"Have you not another rose for me, petite?" he asked, as he came forward:

"It is the only one which is yet open, papa; but there will be a lot more in a day or two."

"By which time they will have become common. N'importe. I must try to find existence endurable without one." Then, turning to his wife: "The postman has just brought me a letter which must have been delayed in transit, since it was evidently intended to reach me yesterday. It is dated from Paris a couple of days ago, and is written by my old friend, Colonel Winslow. In it he says that we may expect him at Fairlawn on Thursday--that's today--in time for dinner. He may arrive at any moment."

"Was it not Colonel Winslow, papa, who stayed with us at Bordighera five or six years ago?"

"That was the man."

"I was in short frocks at the time, and I remember that I quite fell in love with him."

"I should advise you not to repeat the process now," remarked young Deane in an aside to her.

"And why not, pray?" she asked in the same tone. "Colonel Winslow, let me tell you, is a very charming man. I always did like elderly men better than boys. I think it very likely that I shall fall desperately in love with him."

Without giving her lover time to reply, she picked up her hat, and swinging it by its ribbons, passed out through one of the long windows.
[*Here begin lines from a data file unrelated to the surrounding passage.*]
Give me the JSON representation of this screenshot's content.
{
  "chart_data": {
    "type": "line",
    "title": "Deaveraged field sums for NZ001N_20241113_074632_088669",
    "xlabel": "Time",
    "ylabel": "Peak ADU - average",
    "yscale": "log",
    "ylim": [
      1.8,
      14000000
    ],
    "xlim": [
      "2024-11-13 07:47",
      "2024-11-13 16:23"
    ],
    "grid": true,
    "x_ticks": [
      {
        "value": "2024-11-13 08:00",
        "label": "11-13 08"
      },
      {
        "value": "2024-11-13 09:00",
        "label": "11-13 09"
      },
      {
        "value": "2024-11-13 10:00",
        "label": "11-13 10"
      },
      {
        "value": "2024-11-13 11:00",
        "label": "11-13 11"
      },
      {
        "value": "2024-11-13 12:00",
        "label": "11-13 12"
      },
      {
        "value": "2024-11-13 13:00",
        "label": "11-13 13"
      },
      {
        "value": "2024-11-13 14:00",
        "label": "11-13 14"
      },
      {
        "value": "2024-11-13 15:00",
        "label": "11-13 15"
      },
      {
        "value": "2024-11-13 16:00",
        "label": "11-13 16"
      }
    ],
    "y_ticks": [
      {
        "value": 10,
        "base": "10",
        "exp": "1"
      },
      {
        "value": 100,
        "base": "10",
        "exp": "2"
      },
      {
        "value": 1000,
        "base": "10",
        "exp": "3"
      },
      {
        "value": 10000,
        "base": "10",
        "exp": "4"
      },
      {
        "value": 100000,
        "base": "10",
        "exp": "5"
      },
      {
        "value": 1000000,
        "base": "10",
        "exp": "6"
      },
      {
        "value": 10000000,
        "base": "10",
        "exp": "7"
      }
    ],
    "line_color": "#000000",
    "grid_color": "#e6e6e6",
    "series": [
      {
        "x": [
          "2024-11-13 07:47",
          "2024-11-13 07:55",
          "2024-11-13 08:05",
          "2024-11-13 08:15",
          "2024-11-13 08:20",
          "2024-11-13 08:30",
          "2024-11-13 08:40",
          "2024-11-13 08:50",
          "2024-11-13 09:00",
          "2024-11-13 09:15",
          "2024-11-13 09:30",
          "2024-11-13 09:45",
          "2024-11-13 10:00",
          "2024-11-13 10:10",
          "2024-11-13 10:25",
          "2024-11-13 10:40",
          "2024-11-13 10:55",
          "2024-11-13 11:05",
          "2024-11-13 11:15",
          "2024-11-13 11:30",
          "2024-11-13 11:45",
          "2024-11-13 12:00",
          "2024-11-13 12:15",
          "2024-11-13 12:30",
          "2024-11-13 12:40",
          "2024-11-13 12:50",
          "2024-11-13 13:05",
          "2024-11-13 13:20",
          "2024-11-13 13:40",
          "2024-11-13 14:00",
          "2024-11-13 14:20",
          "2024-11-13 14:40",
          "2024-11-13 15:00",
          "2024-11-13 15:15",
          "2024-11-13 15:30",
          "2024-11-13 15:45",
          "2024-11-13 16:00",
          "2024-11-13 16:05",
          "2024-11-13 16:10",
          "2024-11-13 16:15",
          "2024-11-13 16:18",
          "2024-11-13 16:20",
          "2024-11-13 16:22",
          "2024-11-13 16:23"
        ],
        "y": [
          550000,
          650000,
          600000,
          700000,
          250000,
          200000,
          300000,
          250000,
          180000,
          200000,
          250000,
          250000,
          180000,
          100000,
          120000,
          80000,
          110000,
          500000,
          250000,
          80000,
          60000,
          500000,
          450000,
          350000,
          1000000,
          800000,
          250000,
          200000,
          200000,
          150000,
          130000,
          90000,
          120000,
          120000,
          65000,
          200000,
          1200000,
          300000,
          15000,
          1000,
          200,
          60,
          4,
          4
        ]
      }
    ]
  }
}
Before she had time to cross the lawn and plunge into the shrubbery beyond, Walter was following her. Drelincourt and his wife stood watching them through the other window.

The twenty years which had passed over Felix Drelincourt's head since his first wife's death had changed him very little to outward seeming. His black hair was turning gray about the temples, his long, thin face looked a trifle longer and thinner, a few crow's feet had gathered about his eyes, and there was a slight but perceptible stoop of his tall, lean figure. And that was all.